Two other papers have studied the effects of various expansions of medicaid on migration, using much stronger methods for causal inference. Here's Schwartz and Sommers (2014) studying pre-ACA expansions in several states:
Using difference-in-differences analysis of migration in expansion and control states, we found no evidence of significant migration effects. Our preferred estimate was precise enough to rule out net migration effects of larger than 1,600 people per year in an expansion state. These results suggest that migration will not be a common way for people to obtain Medicaid coverage under the current expansion and that interstate migration is not likely to be a significant source of costs for states choosing to expand their programs.
And here's Goodman (2016) with an analysis of the ACA expansion specifically:
Using an empirical model in the spirit of a difference-in-differences, this study finds that migration from non-expansion states to expansion states did not increase in 2014 relative to migration in the reverse direction. The estimates are sufficiently precise to rule out a migration effect that would meaningfully affect the number of enrollees in expansion states, which suggests that Medicaid expansion decisions do not impose a meaningful fiscal externality on other states.
Based on my brief search of the literature these are the only papers on the effect of medicaid on migration specifically, though a much larger literature exists on the effects of welfare programs more generally, usually finding small effect sizes.

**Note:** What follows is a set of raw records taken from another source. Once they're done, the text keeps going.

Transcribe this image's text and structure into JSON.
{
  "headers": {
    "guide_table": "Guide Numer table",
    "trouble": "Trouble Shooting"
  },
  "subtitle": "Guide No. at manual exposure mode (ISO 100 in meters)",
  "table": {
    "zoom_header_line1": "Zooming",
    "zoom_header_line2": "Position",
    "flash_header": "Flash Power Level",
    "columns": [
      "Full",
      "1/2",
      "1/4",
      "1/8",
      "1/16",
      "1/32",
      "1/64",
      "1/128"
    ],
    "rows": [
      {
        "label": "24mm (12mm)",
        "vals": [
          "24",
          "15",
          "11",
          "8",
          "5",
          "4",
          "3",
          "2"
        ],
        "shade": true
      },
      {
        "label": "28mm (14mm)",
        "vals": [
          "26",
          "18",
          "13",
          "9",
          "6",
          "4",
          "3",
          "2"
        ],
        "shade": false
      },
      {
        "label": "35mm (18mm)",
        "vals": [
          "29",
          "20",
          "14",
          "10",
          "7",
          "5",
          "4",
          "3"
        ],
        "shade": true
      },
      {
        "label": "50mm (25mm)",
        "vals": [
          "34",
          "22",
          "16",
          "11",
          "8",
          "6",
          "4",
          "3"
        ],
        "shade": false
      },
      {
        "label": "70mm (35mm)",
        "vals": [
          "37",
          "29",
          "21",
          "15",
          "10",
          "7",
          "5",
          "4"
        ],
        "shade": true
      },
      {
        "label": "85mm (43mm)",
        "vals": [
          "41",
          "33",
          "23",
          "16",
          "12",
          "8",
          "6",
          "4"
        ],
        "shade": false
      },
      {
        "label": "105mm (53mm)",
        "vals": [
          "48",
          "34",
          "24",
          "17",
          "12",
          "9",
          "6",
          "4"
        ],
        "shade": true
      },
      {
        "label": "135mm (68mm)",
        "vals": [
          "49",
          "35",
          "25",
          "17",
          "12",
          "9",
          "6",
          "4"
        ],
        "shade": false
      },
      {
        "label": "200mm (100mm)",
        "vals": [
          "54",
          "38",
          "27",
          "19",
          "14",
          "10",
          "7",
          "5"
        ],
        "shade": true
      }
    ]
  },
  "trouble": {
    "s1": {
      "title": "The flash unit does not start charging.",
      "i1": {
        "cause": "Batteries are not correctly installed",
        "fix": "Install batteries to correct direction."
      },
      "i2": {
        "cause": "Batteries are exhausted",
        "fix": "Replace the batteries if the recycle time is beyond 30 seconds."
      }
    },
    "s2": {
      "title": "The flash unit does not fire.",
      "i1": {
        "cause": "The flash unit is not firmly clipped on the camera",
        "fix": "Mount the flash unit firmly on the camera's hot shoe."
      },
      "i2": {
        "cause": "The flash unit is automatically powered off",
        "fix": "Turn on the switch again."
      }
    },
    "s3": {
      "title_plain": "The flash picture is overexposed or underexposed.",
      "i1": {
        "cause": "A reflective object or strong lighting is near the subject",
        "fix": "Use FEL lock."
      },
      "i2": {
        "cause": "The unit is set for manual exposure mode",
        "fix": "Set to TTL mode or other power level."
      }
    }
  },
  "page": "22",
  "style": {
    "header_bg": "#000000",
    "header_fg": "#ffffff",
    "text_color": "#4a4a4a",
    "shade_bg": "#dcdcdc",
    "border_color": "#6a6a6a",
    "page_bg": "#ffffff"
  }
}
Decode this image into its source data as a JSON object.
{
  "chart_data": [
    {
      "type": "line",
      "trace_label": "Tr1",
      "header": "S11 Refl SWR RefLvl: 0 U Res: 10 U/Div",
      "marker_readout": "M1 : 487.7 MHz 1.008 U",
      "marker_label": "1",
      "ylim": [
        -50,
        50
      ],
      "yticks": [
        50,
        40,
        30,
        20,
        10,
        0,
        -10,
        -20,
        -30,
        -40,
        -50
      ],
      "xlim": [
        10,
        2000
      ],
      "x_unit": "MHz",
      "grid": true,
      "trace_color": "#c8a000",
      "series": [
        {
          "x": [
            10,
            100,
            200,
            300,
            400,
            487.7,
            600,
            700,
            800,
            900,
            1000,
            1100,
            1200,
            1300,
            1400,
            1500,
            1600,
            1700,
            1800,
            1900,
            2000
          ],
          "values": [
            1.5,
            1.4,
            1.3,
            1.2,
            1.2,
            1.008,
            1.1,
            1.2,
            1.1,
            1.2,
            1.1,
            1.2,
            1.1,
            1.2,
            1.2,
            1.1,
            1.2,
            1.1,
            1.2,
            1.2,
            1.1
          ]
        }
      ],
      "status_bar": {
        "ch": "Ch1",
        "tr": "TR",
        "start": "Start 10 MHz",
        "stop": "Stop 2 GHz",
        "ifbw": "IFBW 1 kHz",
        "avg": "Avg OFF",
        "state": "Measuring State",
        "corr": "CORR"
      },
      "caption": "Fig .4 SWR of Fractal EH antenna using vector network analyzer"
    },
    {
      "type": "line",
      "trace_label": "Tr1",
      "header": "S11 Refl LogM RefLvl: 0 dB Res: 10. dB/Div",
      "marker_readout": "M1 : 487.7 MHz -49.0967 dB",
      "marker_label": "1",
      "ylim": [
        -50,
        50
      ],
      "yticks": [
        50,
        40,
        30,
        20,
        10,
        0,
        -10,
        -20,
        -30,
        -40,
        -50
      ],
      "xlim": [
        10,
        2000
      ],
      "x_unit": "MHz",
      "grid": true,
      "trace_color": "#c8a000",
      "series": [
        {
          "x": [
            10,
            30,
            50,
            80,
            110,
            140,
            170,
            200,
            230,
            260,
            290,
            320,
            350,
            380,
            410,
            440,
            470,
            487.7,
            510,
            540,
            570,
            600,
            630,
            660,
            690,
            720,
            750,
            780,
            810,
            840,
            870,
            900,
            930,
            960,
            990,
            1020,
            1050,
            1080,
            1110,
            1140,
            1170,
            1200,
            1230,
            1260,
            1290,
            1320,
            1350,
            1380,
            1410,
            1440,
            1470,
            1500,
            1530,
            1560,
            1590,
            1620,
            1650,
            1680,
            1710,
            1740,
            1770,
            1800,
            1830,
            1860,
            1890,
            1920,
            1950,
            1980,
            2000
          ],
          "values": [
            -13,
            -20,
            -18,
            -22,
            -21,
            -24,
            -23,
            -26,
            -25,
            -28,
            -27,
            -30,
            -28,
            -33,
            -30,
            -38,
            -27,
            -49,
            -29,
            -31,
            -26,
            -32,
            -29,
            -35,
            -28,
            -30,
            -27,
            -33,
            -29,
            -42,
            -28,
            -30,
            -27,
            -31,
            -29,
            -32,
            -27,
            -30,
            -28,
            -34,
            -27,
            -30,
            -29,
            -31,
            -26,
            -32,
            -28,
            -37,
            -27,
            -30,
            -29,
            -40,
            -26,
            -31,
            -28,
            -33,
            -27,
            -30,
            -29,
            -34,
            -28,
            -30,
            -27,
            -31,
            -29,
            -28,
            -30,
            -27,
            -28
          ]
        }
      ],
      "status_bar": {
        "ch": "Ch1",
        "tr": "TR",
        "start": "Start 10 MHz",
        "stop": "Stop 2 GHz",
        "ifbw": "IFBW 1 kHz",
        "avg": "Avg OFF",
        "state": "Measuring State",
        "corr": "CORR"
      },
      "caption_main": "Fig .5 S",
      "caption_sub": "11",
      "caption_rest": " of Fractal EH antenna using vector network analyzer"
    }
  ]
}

The migration literature, including the first paper above, does find that tax policies have a significant effect on migration, with higher taxes causing lower net migration to those localities, consistent with the theory that people move to avoid taxes. It's not hard to guess why taxes would have much larger effects than welfare generosity: the rich who pay taxes can afford to move, while the poor who receive welfare cannot. There are two ways of interpreting this disparity in migration effects. On the one hand, the fact that medicaid doesn't induce migration relaxes incentive compatibility constraints, allowing more efficient redistribution, while on the other hand the high effects of taxation on migration exacerbates these constraints, prohibiting states from being able to finance as much redistribution as they otherwise prefer.